Tuesday, May 20, 2025

Page 61

Maaaaan printing a book is way more complicated than I thought. But we're almost there. In the end I had my book reviewed by a print expert rather than printing a test version for myself and it was better off that way cos boy, did I not know what I was doing.

But now the story is "over". But not without a little extra tidbit:

It was not until I was uploading all of the pages and putting the final copy of the book together that I realised I had skipped an ENTIRE page.

Between page 40 - 41 there's a page that I never included. In fact I never even drew it. I had a rough version of it done, actually it was one or the earliest pages I'd written. And somehow it just slipped under the radar and I'd forgotten the page existed. So I last minute had to draw a new page and slot it into place. I guess it wasn't ESSENTIAL to the story. But I'm thinking it's still important to the general pacing and flow of the story. I do think it's worse off without it.


Anyway, as far as this blog is concerned Tuft Luck is complete.



I've already said a lot in relation to this coming to a close so, not much to say on that front. But uhh..thanks for reading. I think I've said that already too.

If you want to support Tuft Luck, get the book and/or keep up with generally new stuff all information will be available via my newsletter.


 
 
Thanks to everyone who's given feedback, or just been generally along for the ride. I know there's only a few of you who stuck out to the end (I got a few "I'll just wait 'til I can buy the book" which is fine) but it's been really handy to have you guys to commit to and keep me consistently producing pages.
 
This book is finished but there's so much more to come. I hope you'll come back to The House of the Disturbed... 



Tuesday, May 13, 2025

Page 60

 

The penultimate page!

I'm currently trying to get the pages together to print a test copy, hopefully this evening. I feel like there's a more professional sounding word than 'test', but I can't think of it so I keep saying test copy. OH WAIT! PROTOTYPE. Yes. I'm going to print the proto-copy, hopefully this evening.

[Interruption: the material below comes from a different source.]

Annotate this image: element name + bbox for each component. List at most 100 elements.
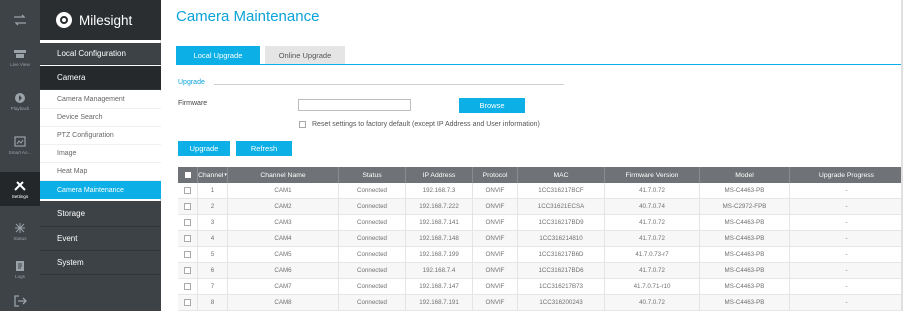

So yeah, it's been a wild run and uhhh...I hope you enjoyed the story and found it not to be really bad. I remember imagining this moment, and now we're a week away! What a crazy life. I look forward to re-reading this comic after a long period of purposefully avoiding looking at it again. It could be years, decades even until I decide I want to actually look back at it. My general rule is: if you can still remember the details of what it was like to make, you won't enjoy looking back at it. That's why all of my favourite things that I've made were from when I was 15.

I don't care if I'm a much better artist over a decade later (holy knees and toelys is that how long ago that was???) I'd much rather watch a flash cartoon I made in school than anything I've made since ANY DAY OF THE WEEK. Why? Cos It's extremely distant, so I can appreciate it for what it is. That's why I'm gonna have to wait many years until I look at this nonsense again.

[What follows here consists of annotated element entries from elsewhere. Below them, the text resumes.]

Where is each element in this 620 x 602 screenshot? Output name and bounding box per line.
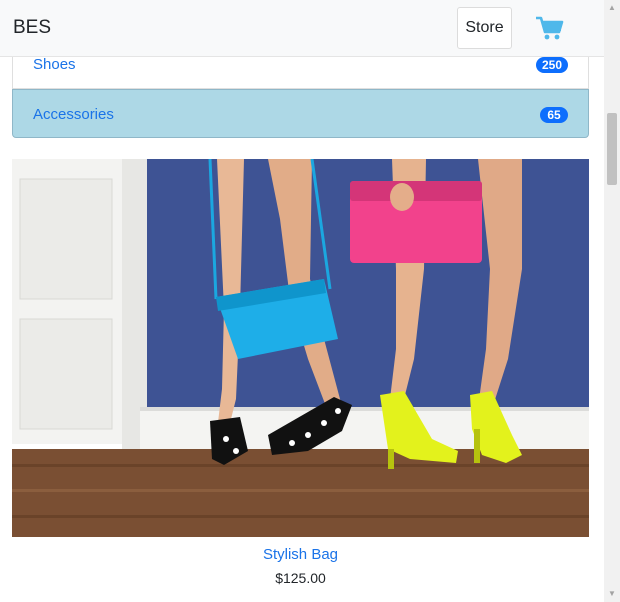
navbar: BES Store — [0, 0, 604, 57]
product-photo — [12, 159, 589, 537]
shopping-cart-icon[interactable] — [534, 14, 566, 42]
product-name-link[interactable]: Stylish Bag — [12, 546, 589, 563]
brand-link[interactable]: BES — [13, 17, 51, 39]
product-image[interactable] — [12, 159, 589, 537]
vertical-scrollbar[interactable]: ▲ ▼ — [604, 0, 620, 602]
count-badge: 65 — [540, 107, 568, 123]
store-button[interactable]: Store — [457, 7, 512, 49]
scroll-thumb[interactable] — [607, 113, 617, 185]
count-badge: 250 — [535, 57, 568, 73]
scroll-down-arrow-icon[interactable]: ▼ — [604, 586, 620, 602]
category-label: Accessories — [33, 106, 114, 123]
product-price: $125.00 — [275, 570, 326, 586]
scroll-up-arrow-icon[interactable]: ▲ — [604, 0, 620, 16]
category-label: Shoes — [33, 56, 76, 73]
category-item-accessories[interactable]: Accessories 65 — [12, 89, 589, 138]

Now the fun part! WHAT is gonna happen in the last page? I'll tell you this right now. There's not a lot that CAN happen on the last page. I'm certainly not introducing a bunch of new story elements and plot points. If anything, I should have asked this last week. Cos I mean really, THIS is the ending right? It even says so in the last panel. Tuft foes are defeated, and now he can kick back and watch TV with a witch and a vampire. Truly a happy ending. Just one more page to put a bow on this thing a year later (or in Tuft's world, about 2 days).

Tuesday, May 6, 2025

Page 59

 

So I know everyone and their nan is waiting for the conclusion to the bird watching situation. But before we get to that, I've spent my whole life thinking Pix n Mix was Pick A Mix. I guess that doesn't really make as much sense as what it actually is. But I still feel like my whole world has been shattered. Pick N MIX? This whole time? Life is just too much sometimes.

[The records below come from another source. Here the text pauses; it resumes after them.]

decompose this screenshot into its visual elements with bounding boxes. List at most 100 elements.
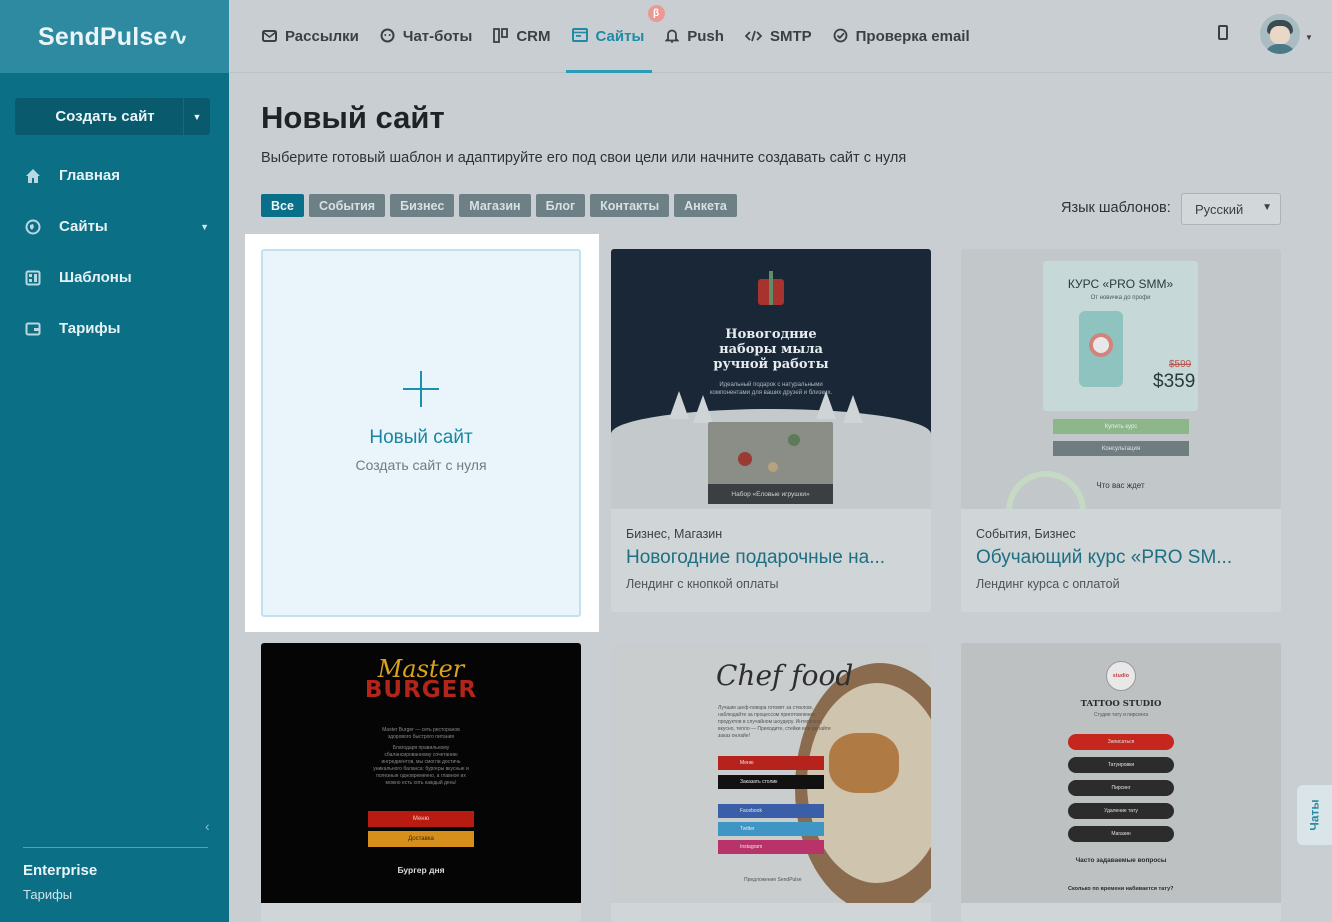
card-category: Бизнес, Магазин [626,527,723,541]
template-card[interactable]: КУРС «PRO SMM» От новичка до профи $599 … [961,249,1281,612]
preview-tree [843,395,863,423]
tab-label: Push [687,28,724,45]
chevron-down-icon[interactable]: ▼ [183,98,210,135]
product-tabs: Рассылки Чат-боты CRM Сайты β Push SMTP … [262,0,991,73]
preview-logo-title: Chef food [716,659,854,692]
category-filters: Все События Бизнес Магазин Блог Контакты… [261,194,742,217]
filter-survey[interactable]: Анкета [674,194,737,217]
sidebar-item-templates[interactable]: Шаблоны [0,252,229,303]
preview-section-title: Бургер дня [397,865,445,875]
chevron-down-icon: ▼ [1262,202,1272,213]
filter-shop[interactable]: Магазин [459,194,531,217]
preview-caption: Набор «Еловые игрушки» [708,484,833,504]
template-preview: Новогодние наборы мыла ручной работы Иде… [611,249,931,509]
sites-icon [571,28,588,45]
preview-shop-button: Магазин [1068,826,1174,842]
sidebar-item-label: Шаблоны [59,269,132,286]
card-title[interactable]: Новогодние подарочные на... [626,547,916,569]
sidebar-item-pricing[interactable]: Тарифы [0,303,229,354]
chat-bot-icon [380,28,395,46]
filter-all[interactable]: Все [261,194,304,217]
plan-link[interactable]: Тарифы [23,887,72,902]
tab-label: Чат-боты [402,28,473,45]
sidebar-item-home[interactable]: Главная [0,150,229,201]
preview-tattoo-button: Татуировки [1068,757,1174,773]
filter-events[interactable]: События [308,194,386,217]
sidebar-item-sites[interactable]: Сайты ▼ [0,201,229,252]
divider [23,847,208,848]
preview-heading: Новогодние [725,327,817,342]
preview-heading: TATTOO STUDIO [1080,699,1162,709]
ornament [788,434,800,446]
preview-heading: ручной работы [713,357,829,372]
logo-bar: SendPulse∿ [0,0,229,73]
filter-contacts[interactable]: Контакты [590,194,670,217]
template-card[interactable]: Master BURGER Master Burger — сеть ресто… [261,643,581,922]
card-info: Бизнес, Магазин Новогодние подарочные на… [611,509,931,612]
plus-icon [403,371,439,407]
sidebar-nav: Главная Сайты ▼ Шаблоны Тарифы [0,150,229,354]
preview-text: Благодаря правильному сбалансированному … [373,745,469,786]
preview-heading: наборы мыла [719,342,823,357]
preview-menu-button: Меню [718,756,824,770]
card-description: Лендинг с кнопкой оплаты [626,577,779,591]
tab-label: Сайты [595,28,645,45]
preview-text: Лучшие шеф-повара готовят за стеклом, на… [718,705,831,739]
logo-text: SendPulse [38,22,168,51]
preview-footer: Предложение SendPulse [744,877,802,883]
preview-removal-button: Удаление тату [1068,803,1174,819]
preview-tree [693,395,713,423]
mobile-icon[interactable] [1218,25,1228,40]
template-icon [24,269,42,287]
plan-name: Enterprise [23,862,98,879]
tab-smtp[interactable]: SMTP [744,0,812,73]
bell-icon [664,28,680,46]
template-card[interactable]: studio TATTOO STUDIO Студия тату и пирси… [961,643,1281,922]
tab-email-verify[interactable]: Проверка email [833,0,970,73]
template-language-select[interactable]: Русский ▼ [1181,193,1281,225]
chats-tab[interactable]: Чаты [1297,785,1332,845]
tab-label: SMTP [769,28,812,45]
preview-ring [1006,471,1086,509]
chats-label: Чаты [1307,799,1322,831]
preview-faq-question: Сколько по времени набивается тату? [1068,886,1174,892]
template-card[interactable]: Chef food Лучшие шеф-повара готовят за с… [611,643,931,922]
avatar-body [1264,44,1296,54]
preview-logo: studio [1106,661,1136,691]
tab-chatbots[interactable]: Чат-боты [380,0,472,73]
sendpulse-logo[interactable]: SendPulse∿ [38,22,189,52]
tab-crm[interactable]: CRM [493,0,551,73]
avatar[interactable] [1260,14,1300,54]
new-site-subtitle: Создать сайт с нуля [355,457,487,473]
template-card[interactable]: Новогодние наборы мыла ручной работы Иде… [611,249,931,612]
tab-push[interactable]: Push [664,0,724,73]
tab-sites[interactable]: Сайты β [565,0,665,73]
preview-buy-button: Купить курс [1053,419,1189,434]
globe-icon [24,218,42,236]
filter-blog[interactable]: Блог [535,194,586,217]
wallet-icon [24,320,42,338]
tab-label: CRM [516,28,551,45]
preview-menu-button: Меню [368,811,474,827]
preview-faq-title: Часто задаваемые вопросы [1075,857,1167,864]
preview-subheading: От новичка до профи [1090,295,1151,301]
preview-section-title: Что вас ждет [1096,481,1145,490]
preview-text: Master Burger — сеть ресторанов здоровог… [382,727,460,740]
template-language-label: Язык шаблонов: [1061,200,1171,216]
new-site-card[interactable]: Новый сайт Создать сайт с нуля [261,249,581,617]
collapse-sidebar-icon[interactable]: ‹ [205,818,210,834]
template-preview: studio TATTOO STUDIO Студия тату и пирси… [961,643,1281,903]
card-description: Лендинг курса с оплатой [976,577,1120,591]
sidebar-item-label: Тарифы [59,320,121,337]
card-title[interactable]: Обучающий курс «PRO SM... [976,547,1266,569]
home-icon [24,167,42,185]
template-preview: Chef food Лучшие шеф-повара готовят за с… [611,643,931,903]
card-category: События, Бизнес [976,527,1076,541]
preview-logo-title: BURGER [364,677,478,703]
filter-business[interactable]: Бизнес [390,194,455,217]
chevron-down-icon[interactable]: ▼ [1305,33,1313,42]
tab-mailings[interactable]: Рассылки [262,0,359,73]
preview-subheading: Студия тату и пирсинга [1093,712,1149,718]
preview-tree [669,391,689,419]
create-site-button[interactable]: Создать сайт ▼ [15,98,210,135]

So as for bird watching, at this point I think I might as well cave and give it a try. Well, I say that like I will actually give it a try, but I probably won't anytime soon. But my shame around it seems to be only mildly justified, and the encouragement I've had since is starting to make me feel like I'm in the closet or something. So, arguably being a bird watcher is less shameful to me than being a closeted bird watcher. That's just weird, how much longer can I continue on that path?

Man if this is how being a bird watchers feels, being actually gay must be a nightmare. You think all bird watchers go through this? Where they have to eventually realise and accept themselves? I know the answer is no, but it's funny to believe that it's yes. Man I'm an odd cookie, huh?